Nossa lei penal, além de datada, confusa e ultrapassada, é uma "colcha de retalhos".
Precisamos de um novo código penal para ontem, mas não esse PLS do Sarney (PLS 236/2012), que visa, entre outros absurdos, legalizar a exploração da prostituição de meninas de doze anos de idade!
No início do ano passado, atuei em um caso em que um senhor (vamos chamá-lo de "João neste artigo, embora, obviamente, este não seja seu nome real) havia sido preso por vender CDs e DVDs ilegais (cópias piratas). Conforme a lei, houve crime (artigo 184, §2°, Código Penal).
Mas os tempos mudaram e a lei não acompanhou isso.
Quase todos os músicos, atualmente, disponibilizam gratuitamente suas obras, por meios diversos. O que lhes rende maior lucratividade são shows, não venda de discos.
É interessante, então, para boa parte (talvez a maioria) dos músicos que suas produções sejam ouvidas pelo público para que consigam maior público em suas apresentações.

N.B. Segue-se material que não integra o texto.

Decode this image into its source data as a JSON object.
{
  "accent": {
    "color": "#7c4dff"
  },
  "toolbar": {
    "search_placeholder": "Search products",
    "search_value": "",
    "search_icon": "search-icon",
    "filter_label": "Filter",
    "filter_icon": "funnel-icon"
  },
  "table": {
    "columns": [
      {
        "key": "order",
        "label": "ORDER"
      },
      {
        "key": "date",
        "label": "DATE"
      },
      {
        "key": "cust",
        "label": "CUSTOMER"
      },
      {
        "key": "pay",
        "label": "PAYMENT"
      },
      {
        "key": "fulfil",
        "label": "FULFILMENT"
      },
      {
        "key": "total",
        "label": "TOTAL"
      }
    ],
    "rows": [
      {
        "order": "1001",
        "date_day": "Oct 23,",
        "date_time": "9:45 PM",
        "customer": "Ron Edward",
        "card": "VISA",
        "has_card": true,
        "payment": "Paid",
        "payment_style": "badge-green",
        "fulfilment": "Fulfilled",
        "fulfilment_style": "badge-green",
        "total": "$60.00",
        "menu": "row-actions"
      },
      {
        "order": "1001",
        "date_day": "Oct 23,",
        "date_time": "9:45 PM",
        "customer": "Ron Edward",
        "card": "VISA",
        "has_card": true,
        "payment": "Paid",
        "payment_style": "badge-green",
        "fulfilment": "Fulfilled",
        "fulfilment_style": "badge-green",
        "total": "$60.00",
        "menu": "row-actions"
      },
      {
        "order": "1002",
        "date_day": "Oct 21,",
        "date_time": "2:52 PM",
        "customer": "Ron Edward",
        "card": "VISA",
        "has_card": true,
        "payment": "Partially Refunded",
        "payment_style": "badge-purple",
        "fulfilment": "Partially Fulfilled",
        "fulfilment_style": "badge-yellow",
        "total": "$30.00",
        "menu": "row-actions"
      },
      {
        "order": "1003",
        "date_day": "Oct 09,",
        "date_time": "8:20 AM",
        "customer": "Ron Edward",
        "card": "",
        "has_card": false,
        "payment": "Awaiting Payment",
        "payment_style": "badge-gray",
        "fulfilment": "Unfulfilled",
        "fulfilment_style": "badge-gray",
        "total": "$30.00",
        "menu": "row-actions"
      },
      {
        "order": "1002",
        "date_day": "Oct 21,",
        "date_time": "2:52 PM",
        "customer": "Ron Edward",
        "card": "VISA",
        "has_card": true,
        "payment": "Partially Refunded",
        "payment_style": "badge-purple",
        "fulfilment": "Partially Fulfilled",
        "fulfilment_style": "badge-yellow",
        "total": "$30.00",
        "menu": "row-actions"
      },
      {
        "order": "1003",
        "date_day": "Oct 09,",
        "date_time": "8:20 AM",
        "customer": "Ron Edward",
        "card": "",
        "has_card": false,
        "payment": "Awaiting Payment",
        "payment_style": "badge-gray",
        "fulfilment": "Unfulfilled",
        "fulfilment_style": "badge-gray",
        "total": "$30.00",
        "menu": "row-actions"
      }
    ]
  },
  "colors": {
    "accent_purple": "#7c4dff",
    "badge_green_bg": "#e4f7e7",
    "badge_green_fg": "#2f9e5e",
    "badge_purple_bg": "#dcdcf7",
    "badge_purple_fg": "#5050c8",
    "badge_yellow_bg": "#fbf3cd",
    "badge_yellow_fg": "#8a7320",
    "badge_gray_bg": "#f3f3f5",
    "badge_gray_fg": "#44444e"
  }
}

Voltando ao caso, seu João possuía uma loja, numa região periférica bastante pobre, esquecida pela administração pública (não havia nem sequer asfalto).
A loja vendia itens diversos a preço único cada um deles: R$ 1,00.
A loja, além de ser a fonte de sustento de seu João, sua esposa e seus dois filhos, também possuía três empregados, devidamente registrados e que recebiam pontualmente seus salários e todos seus direitos trabalhistas.
Um dia, numa viagem à capital de SP, para comprar estoque para sua loja, seu João encontrou um local que vendia CDs e DVDs a um preço muito baixo.
Assim, comprou vários CDs de músicas e DVDs de jogos para PlayStation II, para vender em sua loja, pela primeira vez. Sabia que era errado, mas não imaginava que chegava a ser um crime.
Em uma ronda de rotina, policiais passaram em frente à loja do Sr. João. Constatando a venda de cópias ilegais de CDs e DVDs de músicas e jogos, o prenderam em flagrante.
Não fui contratado no caso no início. Creio que seu João nem sequer procurou advogado particular. Muito provavelmente não tinha condições para tal.
Mas, com a prisão em flagrante, convertida sem motivos em preventiva, a loja foi fechada.
Uma das funcionárias da loja é filha de um outro cliente meu, que integra uma organização criminosa.
Esse tipo de situação é, de certa forma, rotineira. Um pai de família, que empregava diversas pessoas, por ter vendido cópias ilegais de CDs e DVDs foi preso e - ilegalmente - mantido preso. Quem se preocupou em estender a mão a tal cidadão não foi o estado, não foi nenhuma ONG ou qualquer entidade. Foi um criminoso. Obviamente ele não estava pensando apenas no bem-estar do seu João. Mas, diferente do que muitos possam ter imaginado, não fazia por razões condenáveis.
Embora eu não tenha questionado, me disse que seu João era uma boa pessoa e que, vivendo naquela região, tinha muito receio do futuro de sua filha, caso a loja do seu João fosse fechada de maneira definitiva.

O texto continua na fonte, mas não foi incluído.